3. That Declarations 4, 5, 6 of the ESA50 questionnaire, are allegedly in contravention of Article 7(1) ‘forced submittal to retrospective laws’ and Article 8 ‘forced termination of right of privacy’ of the European Convention of Human Rights. As well as being enforced with no right of Refusal in sharing of Private Personal information with other Data Controllers in contravention of The Data Protection Act 1998 and that ATOS Healthcare has not been correctly declaring themselves as a Data Controller in respect of the WCA in direct contravention of The Data Protection Act 1998.

4. That the existing award of Benefit Made under the Social Security Act 1998 (Incapacity Benefit Paid as Income Support), be reinstated as per regulation until the outcome of said Upper Tribunal.”

email
The Email Dated the 22nd February 2013

Judge BT Chataway, overruled those Directions (from a more senior Judge) ‘without precedent’ and instead forced the case of a Regulation 22, ESA50 questionnaire time out procedure.  Which was not actually the final Decision on this Migration claim.

Judge BT Chataway, based his entire findings on the basis, that the appellants ‘Altered/falsified’ submission (Written statement before the Tribunal) stated that the Department (DWP) has issued an Electronic editable version of the ESA50, via Email on the 21st January 2013.   The problem is that actual evidence shows that in fact that email was not sent until 22nd February 2013, some 14 days after the Regulation 22 time out decision on the 8th February 2013.

Why is this so important?

Well Regulation 25 (to paraphrase) states that if a Decision maker does not take in to account the nature of a claimants disability when issuing an ESA50 questionnaire, then a Regulation 22 is void in law.

Basically they have to make reasonable adjustments under the Equality Act. In this case issuing an Electronic editable version of that document of which the appellant could complete using a voice controlled computer.

The problem in the terms of law, is that they did not carry this out until after the fact. Meaning that based upon the documented evidence that the Departments decision was in err of law.

Being aware of this, Judge Chataway over stepped his impartiality in the case, ignored the fact that the appellant had retracted the submission (statement) as it no longer represented the facts in the case and used it anyway in a manner as if the appellant was claiming it was factual.

Yet Judge NP Sellear does not consider what many others would call fraud, as being an ‘irregularity’?  Which is even more odd given, that without the falsified statement, Judge BT Chataway would have had no other choice but to find in favour of the appellant. Meaning the Regulation 22 decision would be unlawful.

The reality is that I as the appellant had been fully aware from the outset that the Regulation 22 case was a non starter for the department. The real issues here are concerning;

Government contractors, carrying out work unlawfully in breach of the Data Protection Act (Falsely Claiming an exemption which does not apply in the case of the WCA),

Existing awards of benefit not being Superseded (Right of Supersession, Social Security Act 1998)  amounting to a £Mulit Billion fraud by the Rt Hon Iain Duncan Smith and the Department of Work and Pensions (Claimants remain entitled to their pre-existing  award of benefit for all this time).
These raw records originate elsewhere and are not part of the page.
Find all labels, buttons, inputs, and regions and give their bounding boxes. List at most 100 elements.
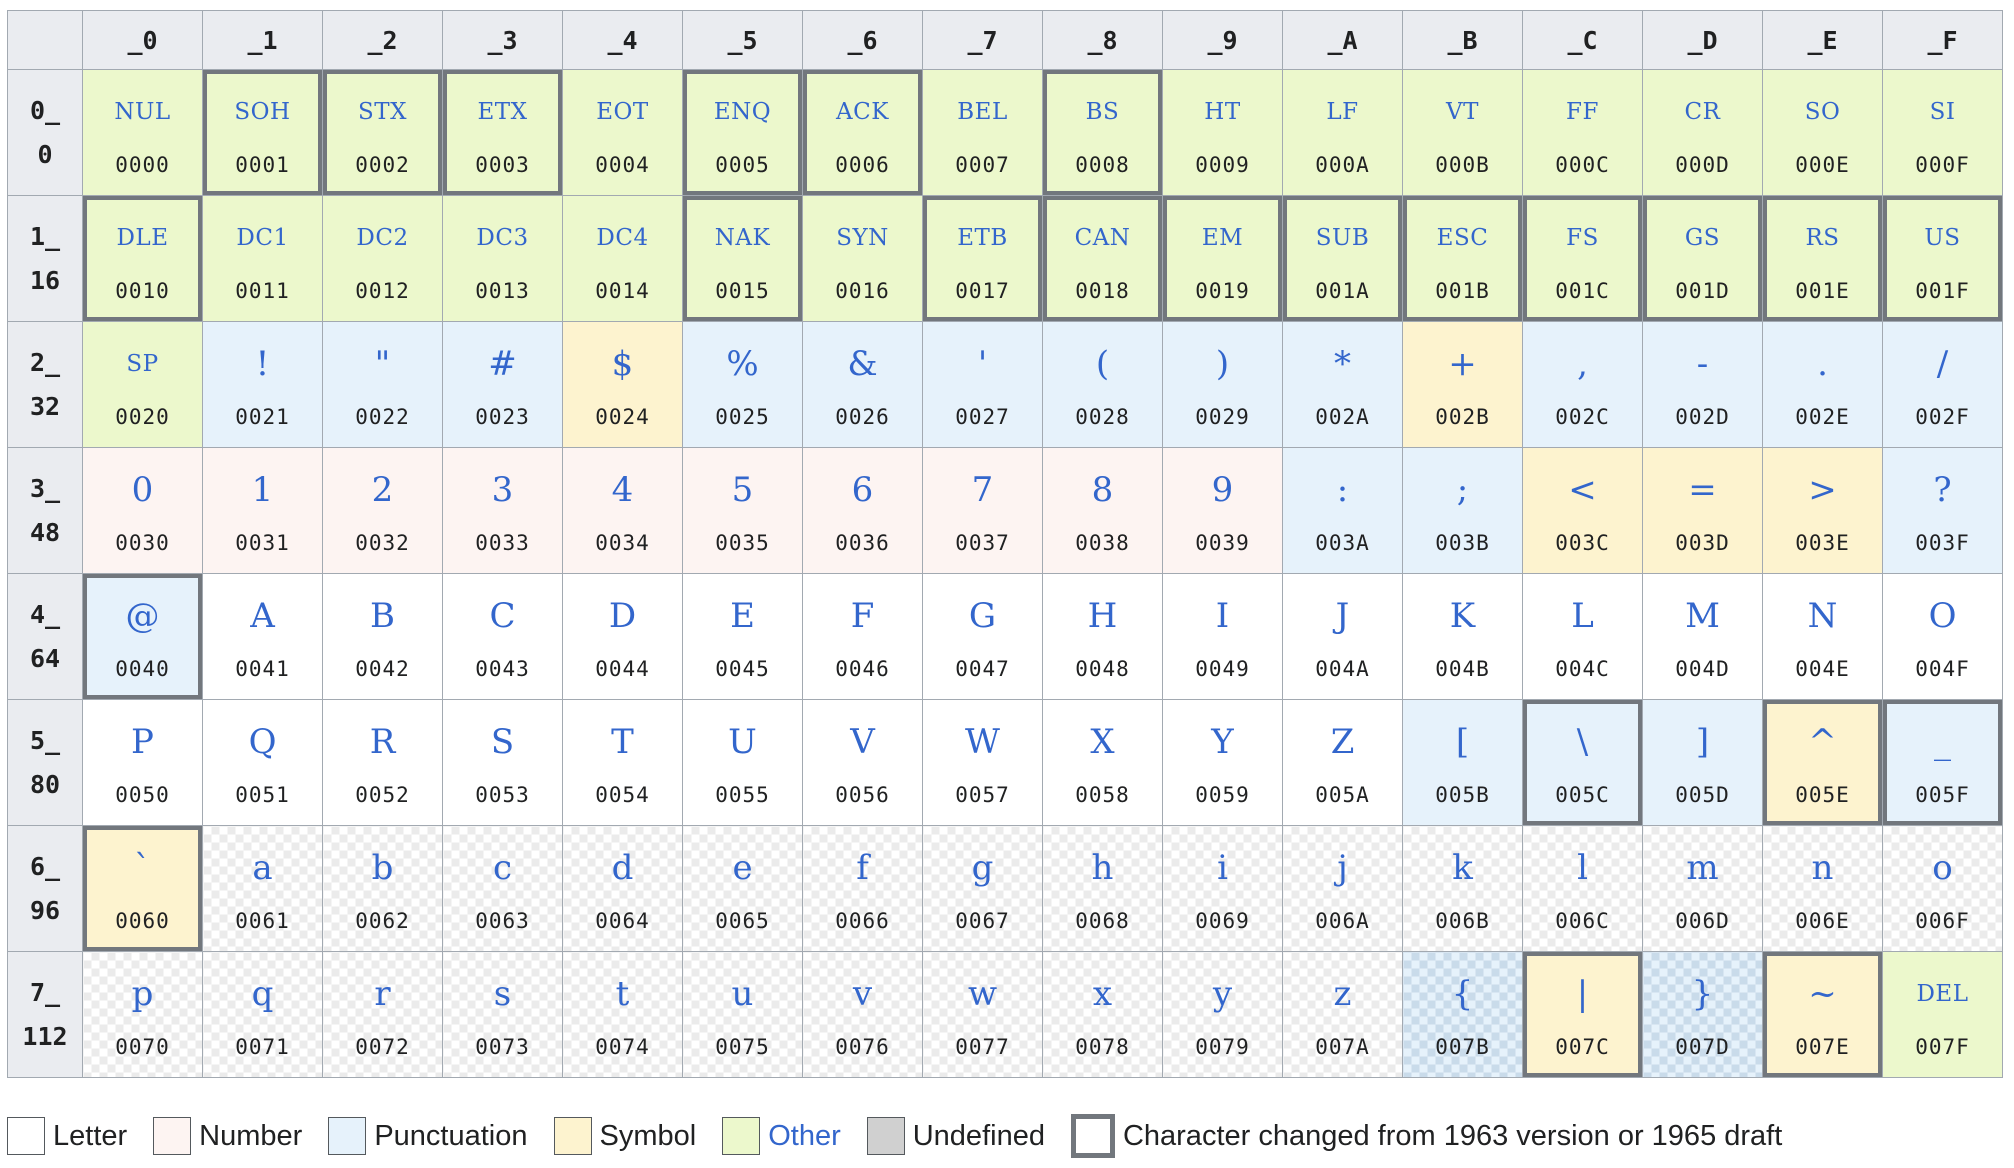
character-glyph[interactable]: V: [803, 720, 922, 764]
character-glyph[interactable]: p: [83, 972, 202, 1016]
character-glyph[interactable]: g: [923, 846, 1042, 890]
character-glyph[interactable]: HT: [1163, 90, 1282, 134]
character-glyph[interactable]: ": [323, 342, 442, 386]
character-glyph[interactable]: ETB: [923, 216, 1042, 260]
character-glyph[interactable]: >: [1763, 468, 1882, 512]
character-glyph[interactable]: T: [563, 720, 682, 764]
character-glyph[interactable]: Z: [1283, 720, 1402, 764]
character-glyph[interactable]: 8: [1043, 468, 1162, 512]
character-glyph[interactable]: A: [203, 594, 322, 638]
character-glyph[interactable]: DEL: [1883, 972, 2002, 1016]
character-glyph[interactable]: US: [1883, 216, 2002, 260]
character-glyph[interactable]: ,: [1523, 342, 1642, 386]
character-glyph[interactable]: y: [1163, 972, 1282, 1016]
character-glyph[interactable]: Q: [203, 720, 322, 764]
character-glyph[interactable]: \: [1523, 720, 1642, 764]
character-glyph[interactable]: {: [1403, 972, 1522, 1016]
character-glyph[interactable]: m: [1643, 846, 1762, 890]
character-glyph[interactable]: 4: [563, 468, 682, 512]
character-glyph[interactable]: J: [1283, 594, 1402, 638]
character-glyph[interactable]: GS: [1643, 216, 1762, 260]
character-glyph[interactable]: ESC: [1403, 216, 1522, 260]
character-glyph[interactable]: LF: [1283, 90, 1402, 134]
character-glyph[interactable]: u: [683, 972, 802, 1016]
character-glyph[interactable]: r: [323, 972, 442, 1016]
character-glyph[interactable]: W: [923, 720, 1042, 764]
character-glyph[interactable]: d: [563, 846, 682, 890]
character-glyph[interactable]: !: [203, 342, 322, 386]
character-glyph[interactable]: SOH: [203, 90, 322, 134]
character-glyph[interactable]: X: [1043, 720, 1162, 764]
character-glyph[interactable]: /: [1883, 342, 2002, 386]
character-glyph[interactable]: 2: [323, 468, 442, 512]
character-glyph[interactable]: 1: [203, 468, 322, 512]
character-glyph[interactable]: DC2: [323, 216, 442, 260]
legend-other-link[interactable]: Other: [768, 1120, 841, 1153]
character-glyph[interactable]: DC3: [443, 216, 562, 260]
character-glyph[interactable]: Y: [1163, 720, 1282, 764]
character-glyph[interactable]: #: [443, 342, 562, 386]
character-glyph[interactable]: 3: [443, 468, 562, 512]
character-glyph[interactable]: D: [563, 594, 682, 638]
character-glyph[interactable]: *: [1283, 342, 1402, 386]
character-glyph[interactable]: v: [803, 972, 922, 1016]
character-glyph[interactable]: ]: [1643, 720, 1762, 764]
character-glyph[interactable]: 5: [683, 468, 802, 512]
character-glyph[interactable]: c: [443, 846, 562, 890]
character-glyph[interactable]: DC1: [203, 216, 322, 260]
character-glyph[interactable]: N: [1763, 594, 1882, 638]
character-glyph[interactable]: SO: [1763, 90, 1882, 134]
character-glyph[interactable]: k: [1403, 846, 1522, 890]
character-glyph[interactable]: L: [1523, 594, 1642, 638]
character-glyph[interactable]: <: [1523, 468, 1642, 512]
character-glyph[interactable]: (: [1043, 342, 1162, 386]
character-glyph[interactable]: a: [203, 846, 322, 890]
character-glyph[interactable]: DC4: [563, 216, 682, 260]
character-glyph[interactable]: &: [803, 342, 922, 386]
character-glyph[interactable]: i: [1163, 846, 1282, 890]
character-glyph[interactable]: ?: [1883, 468, 2002, 512]
character-glyph[interactable]: SUB: [1283, 216, 1402, 260]
character-glyph[interactable]: F: [803, 594, 922, 638]
character-glyph[interactable]: 9: [1163, 468, 1282, 512]
character-glyph[interactable]: ): [1163, 342, 1282, 386]
character-glyph[interactable]: }: [1643, 972, 1762, 1016]
character-glyph[interactable]: STX: [323, 90, 442, 134]
character-glyph[interactable]: e: [683, 846, 802, 890]
character-glyph[interactable]: t: [563, 972, 682, 1016]
character-glyph[interactable]: M: [1643, 594, 1762, 638]
character-glyph[interactable]: ETX: [443, 90, 562, 134]
character-glyph[interactable]: %: [683, 342, 802, 386]
character-glyph[interactable]: EOT: [563, 90, 682, 134]
character-glyph[interactable]: BEL: [923, 90, 1042, 134]
character-glyph[interactable]: ACK: [803, 90, 922, 134]
character-glyph[interactable]: O: [1883, 594, 2002, 638]
character-glyph[interactable]: VT: [1403, 90, 1522, 134]
character-glyph[interactable]: ~: [1763, 972, 1882, 1016]
character-glyph[interactable]: .: [1763, 342, 1882, 386]
character-glyph[interactable]: q: [203, 972, 322, 1016]
character-glyph[interactable]: ^: [1763, 720, 1882, 764]
character-glyph[interactable]: o: [1883, 846, 2002, 890]
character-glyph[interactable]: `: [83, 846, 202, 890]
character-glyph[interactable]: RS: [1763, 216, 1882, 260]
character-glyph[interactable]: $: [563, 342, 682, 386]
character-glyph[interactable]: E: [683, 594, 802, 638]
character-glyph[interactable]: U: [683, 720, 802, 764]
character-glyph[interactable]: |: [1523, 972, 1642, 1016]
character-glyph[interactable]: ENQ: [683, 90, 802, 134]
character-glyph[interactable]: DLE: [83, 216, 202, 260]
character-glyph[interactable]: S: [443, 720, 562, 764]
character-glyph[interactable]: =: [1643, 468, 1762, 512]
character-glyph[interactable]: j: [1283, 846, 1402, 890]
character-glyph[interactable]: x: [1043, 972, 1162, 1016]
character-glyph[interactable]: CR: [1643, 90, 1762, 134]
character-glyph[interactable]: l: [1523, 846, 1642, 890]
character-glyph[interactable]: -: [1643, 342, 1762, 386]
character-glyph[interactable]: K: [1403, 594, 1522, 638]
character-glyph[interactable]: h: [1043, 846, 1162, 890]
character-glyph[interactable]: BS: [1043, 90, 1162, 134]
character-glyph[interactable]: FS: [1523, 216, 1642, 260]
character-glyph[interactable]: R: [323, 720, 442, 764]
character-glyph[interactable]: f: [803, 846, 922, 890]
That there are serious legal issues concerning the ‘forced’ declarations 4,5 & 6 on page 18 of the ESA 50 questionnaire.  Which range from using subterfuge to circumvent the Data Protection Act, to that of retrospective laws via administration, which allow for the use of outdated or falsified evidence as if factual. To retrospectively remove any award of benefit (including passport benefits, such as Housing Benefit etc) retrospectively for up to 5 years.  (There is already documented cases of the Department doing this).

So I ask judge NP Sellar, just how bad do these issues have to be before you consider them an ‘irregularity’  as it appears, breaking law in respect of Social Security Legislation, what any would consider to be fraud and breaching international conventions do not seem to meet the criteria for you?